Pour sa part, Abdelkader Lakjaa, maître de conférences en sociologie à l’université d’Oran, a exposé sur la jeunesse et la marginalité en Algérie sous le thème « nous sommes tous dans le brouillard ». Cette communication se veut un regard sur les valeurs en cours au sein de l’univers des jeunes en Algérie. Lors des séances de l’après-midi, Ali Mekki, directeur du Centre régional et d’observation des politiques et pratiques sociales à Monasque (France), a étalé son intervention sur le mariage chez les enfants issus de l’immigration : vers un quatrième âge de l’émigration maghrébine en France. M. Mekki estime qu’avec le modèle des trois âges de l’émigration algérienne en France proposé par le défunt Sayad, le quatrième modèle analysera « les stratégies matrimoniales des enfants du troisième âge et la reproduction de l’émigration maghrébine en France ».

Tereza Hyankova, ethnologue à l’université de Charles de Prague, a proposé une lecture sur « la question de l’identité et de l’intégration des immigrés kabyles à Prague ». Tout en sachons que l’immigration kabyle en République Tchèque est récente, elle a fondé son exposé sur des enquêtes réalisées auprès des immigrés kabyle établîs à Prague. Ces jeunes, dans leur majorité célibataires, ont choisi la Tchèquie après la chute du communisme, a-t-elle déduit.
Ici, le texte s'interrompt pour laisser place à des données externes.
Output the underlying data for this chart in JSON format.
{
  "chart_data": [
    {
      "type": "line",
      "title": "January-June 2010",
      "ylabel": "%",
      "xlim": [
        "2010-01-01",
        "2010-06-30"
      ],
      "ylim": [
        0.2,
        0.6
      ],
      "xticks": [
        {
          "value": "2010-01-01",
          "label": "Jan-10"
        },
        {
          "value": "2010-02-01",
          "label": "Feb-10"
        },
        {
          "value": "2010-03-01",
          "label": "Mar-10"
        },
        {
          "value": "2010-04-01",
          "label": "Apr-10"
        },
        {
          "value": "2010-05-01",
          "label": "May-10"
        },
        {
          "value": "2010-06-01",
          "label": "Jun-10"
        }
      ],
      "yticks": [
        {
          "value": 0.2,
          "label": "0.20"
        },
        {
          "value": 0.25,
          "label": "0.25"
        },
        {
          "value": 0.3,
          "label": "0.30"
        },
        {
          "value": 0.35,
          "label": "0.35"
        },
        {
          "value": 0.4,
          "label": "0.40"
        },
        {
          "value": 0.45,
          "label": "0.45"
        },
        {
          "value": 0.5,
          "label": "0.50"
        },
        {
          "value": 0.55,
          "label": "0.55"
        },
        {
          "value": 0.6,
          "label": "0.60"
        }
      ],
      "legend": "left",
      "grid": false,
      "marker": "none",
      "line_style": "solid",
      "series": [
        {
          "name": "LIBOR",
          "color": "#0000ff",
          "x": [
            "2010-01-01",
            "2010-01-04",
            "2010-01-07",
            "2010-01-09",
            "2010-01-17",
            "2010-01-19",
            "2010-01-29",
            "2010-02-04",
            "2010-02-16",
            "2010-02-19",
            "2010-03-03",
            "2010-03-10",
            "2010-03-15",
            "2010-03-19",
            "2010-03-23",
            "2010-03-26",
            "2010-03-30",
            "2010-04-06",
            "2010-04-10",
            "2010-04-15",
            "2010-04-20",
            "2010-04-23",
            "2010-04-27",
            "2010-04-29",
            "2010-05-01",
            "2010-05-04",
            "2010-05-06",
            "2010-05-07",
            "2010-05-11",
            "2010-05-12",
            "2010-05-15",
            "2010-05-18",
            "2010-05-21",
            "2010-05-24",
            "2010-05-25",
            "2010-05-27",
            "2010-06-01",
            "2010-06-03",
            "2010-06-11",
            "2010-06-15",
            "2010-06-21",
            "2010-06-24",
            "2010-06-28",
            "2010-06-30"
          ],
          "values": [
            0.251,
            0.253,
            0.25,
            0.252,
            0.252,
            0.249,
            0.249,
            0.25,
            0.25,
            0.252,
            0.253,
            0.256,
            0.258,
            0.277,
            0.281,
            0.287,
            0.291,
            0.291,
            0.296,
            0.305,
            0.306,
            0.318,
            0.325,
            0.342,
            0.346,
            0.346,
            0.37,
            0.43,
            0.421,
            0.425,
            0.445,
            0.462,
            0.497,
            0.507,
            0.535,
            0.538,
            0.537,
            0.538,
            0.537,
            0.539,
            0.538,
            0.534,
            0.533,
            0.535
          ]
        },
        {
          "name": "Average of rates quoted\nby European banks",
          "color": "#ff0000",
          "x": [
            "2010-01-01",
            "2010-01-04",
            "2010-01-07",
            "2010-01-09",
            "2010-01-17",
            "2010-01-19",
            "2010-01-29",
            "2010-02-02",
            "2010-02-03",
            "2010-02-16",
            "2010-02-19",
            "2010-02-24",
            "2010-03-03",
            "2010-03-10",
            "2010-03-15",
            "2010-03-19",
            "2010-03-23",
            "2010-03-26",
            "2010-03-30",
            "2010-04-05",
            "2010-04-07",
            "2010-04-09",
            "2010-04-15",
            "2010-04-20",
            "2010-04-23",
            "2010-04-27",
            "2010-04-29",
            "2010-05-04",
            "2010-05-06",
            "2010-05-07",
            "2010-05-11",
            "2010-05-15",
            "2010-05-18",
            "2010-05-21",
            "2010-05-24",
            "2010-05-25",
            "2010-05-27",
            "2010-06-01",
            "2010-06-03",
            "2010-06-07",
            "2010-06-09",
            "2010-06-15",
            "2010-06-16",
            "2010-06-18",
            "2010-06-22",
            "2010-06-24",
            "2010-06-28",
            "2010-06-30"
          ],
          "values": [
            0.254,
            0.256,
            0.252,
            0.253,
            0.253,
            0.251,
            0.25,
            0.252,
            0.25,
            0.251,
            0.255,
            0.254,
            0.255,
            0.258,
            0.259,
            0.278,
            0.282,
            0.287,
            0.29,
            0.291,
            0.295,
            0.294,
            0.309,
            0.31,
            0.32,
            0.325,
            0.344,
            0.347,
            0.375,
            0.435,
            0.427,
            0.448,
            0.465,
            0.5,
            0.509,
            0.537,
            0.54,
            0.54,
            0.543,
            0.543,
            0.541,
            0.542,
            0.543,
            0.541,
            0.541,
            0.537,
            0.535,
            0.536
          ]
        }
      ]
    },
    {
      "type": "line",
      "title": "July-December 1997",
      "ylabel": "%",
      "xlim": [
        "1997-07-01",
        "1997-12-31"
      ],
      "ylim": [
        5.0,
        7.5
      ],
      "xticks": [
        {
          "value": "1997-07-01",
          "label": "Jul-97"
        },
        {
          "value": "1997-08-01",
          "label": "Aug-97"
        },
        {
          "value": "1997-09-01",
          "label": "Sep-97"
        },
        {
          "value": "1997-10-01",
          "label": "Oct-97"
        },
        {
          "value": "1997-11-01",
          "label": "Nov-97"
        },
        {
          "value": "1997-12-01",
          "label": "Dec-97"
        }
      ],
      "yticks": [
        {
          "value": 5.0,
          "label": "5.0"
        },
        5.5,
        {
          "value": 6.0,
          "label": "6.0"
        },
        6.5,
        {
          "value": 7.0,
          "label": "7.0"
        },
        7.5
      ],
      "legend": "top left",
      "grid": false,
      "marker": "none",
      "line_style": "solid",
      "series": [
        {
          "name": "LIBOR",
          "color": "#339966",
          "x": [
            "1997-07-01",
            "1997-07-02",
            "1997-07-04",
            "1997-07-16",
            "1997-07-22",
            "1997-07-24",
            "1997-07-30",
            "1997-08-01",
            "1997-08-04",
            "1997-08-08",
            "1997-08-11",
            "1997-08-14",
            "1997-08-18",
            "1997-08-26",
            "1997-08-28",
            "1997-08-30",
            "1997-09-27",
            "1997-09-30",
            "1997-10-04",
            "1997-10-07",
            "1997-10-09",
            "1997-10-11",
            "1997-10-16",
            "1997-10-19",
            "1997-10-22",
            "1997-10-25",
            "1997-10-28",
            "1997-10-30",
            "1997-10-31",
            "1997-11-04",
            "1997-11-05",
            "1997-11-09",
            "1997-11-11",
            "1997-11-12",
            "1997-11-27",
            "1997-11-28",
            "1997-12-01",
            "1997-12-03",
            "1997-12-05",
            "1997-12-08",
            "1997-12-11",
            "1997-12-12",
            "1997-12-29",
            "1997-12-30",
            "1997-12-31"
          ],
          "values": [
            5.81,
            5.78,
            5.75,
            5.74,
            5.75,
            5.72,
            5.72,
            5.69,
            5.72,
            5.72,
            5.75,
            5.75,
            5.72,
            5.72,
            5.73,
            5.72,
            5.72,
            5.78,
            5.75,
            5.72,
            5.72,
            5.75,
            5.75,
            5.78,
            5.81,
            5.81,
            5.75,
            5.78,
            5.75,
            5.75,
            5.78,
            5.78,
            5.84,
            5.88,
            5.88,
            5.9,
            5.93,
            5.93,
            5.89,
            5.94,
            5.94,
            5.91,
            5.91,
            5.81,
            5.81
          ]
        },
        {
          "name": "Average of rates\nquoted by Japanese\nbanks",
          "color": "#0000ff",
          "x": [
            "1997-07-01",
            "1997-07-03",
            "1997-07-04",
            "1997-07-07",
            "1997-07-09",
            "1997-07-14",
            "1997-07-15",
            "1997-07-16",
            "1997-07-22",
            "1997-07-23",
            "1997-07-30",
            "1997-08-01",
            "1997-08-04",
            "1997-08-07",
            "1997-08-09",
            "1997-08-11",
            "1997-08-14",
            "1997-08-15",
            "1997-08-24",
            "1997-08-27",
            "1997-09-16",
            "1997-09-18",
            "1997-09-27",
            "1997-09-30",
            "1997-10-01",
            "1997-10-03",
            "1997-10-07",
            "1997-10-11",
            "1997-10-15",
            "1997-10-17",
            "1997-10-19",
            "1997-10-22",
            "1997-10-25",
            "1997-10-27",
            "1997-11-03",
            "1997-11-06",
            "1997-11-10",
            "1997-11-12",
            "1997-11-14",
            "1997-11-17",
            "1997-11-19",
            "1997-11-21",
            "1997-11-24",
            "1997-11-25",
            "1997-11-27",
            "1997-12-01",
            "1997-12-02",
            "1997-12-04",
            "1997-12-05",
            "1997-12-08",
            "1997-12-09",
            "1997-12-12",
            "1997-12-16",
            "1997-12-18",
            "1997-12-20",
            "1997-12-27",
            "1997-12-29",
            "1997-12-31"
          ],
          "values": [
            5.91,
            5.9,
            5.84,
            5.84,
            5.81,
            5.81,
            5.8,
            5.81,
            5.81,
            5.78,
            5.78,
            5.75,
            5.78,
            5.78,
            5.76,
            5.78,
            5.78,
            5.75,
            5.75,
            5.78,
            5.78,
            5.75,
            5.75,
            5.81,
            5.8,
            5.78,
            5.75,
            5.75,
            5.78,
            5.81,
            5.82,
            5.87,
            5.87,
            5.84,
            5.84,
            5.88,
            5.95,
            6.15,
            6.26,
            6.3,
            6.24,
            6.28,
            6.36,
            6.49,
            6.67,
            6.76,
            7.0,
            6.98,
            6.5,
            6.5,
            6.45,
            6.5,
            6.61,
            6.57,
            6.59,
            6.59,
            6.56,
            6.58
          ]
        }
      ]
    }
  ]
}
A propos de l’émigration des femmes algériennes en France, notamment le cas de femmes rurales, Mme Fatiha lovichi-Dahmani, chef de service éducatif à Lille, a présenté un exposé dans ce sens. L’apparition de ce nouveau phénomène migratoire en France vers la fin des années 60 « marque un tournant irréversible dans l’histoire sociale de l’émigration et de l’immigration algérienne », estime-t-elle.

Le colloque poursuivra ses travaux jusqu’au 4 de ce mois, avec cette pléiade d’hommes et de femmes de sciences, le colloque est une occasion de comprendre les faces cachées du phénomène de l’émigration et de l’immigration.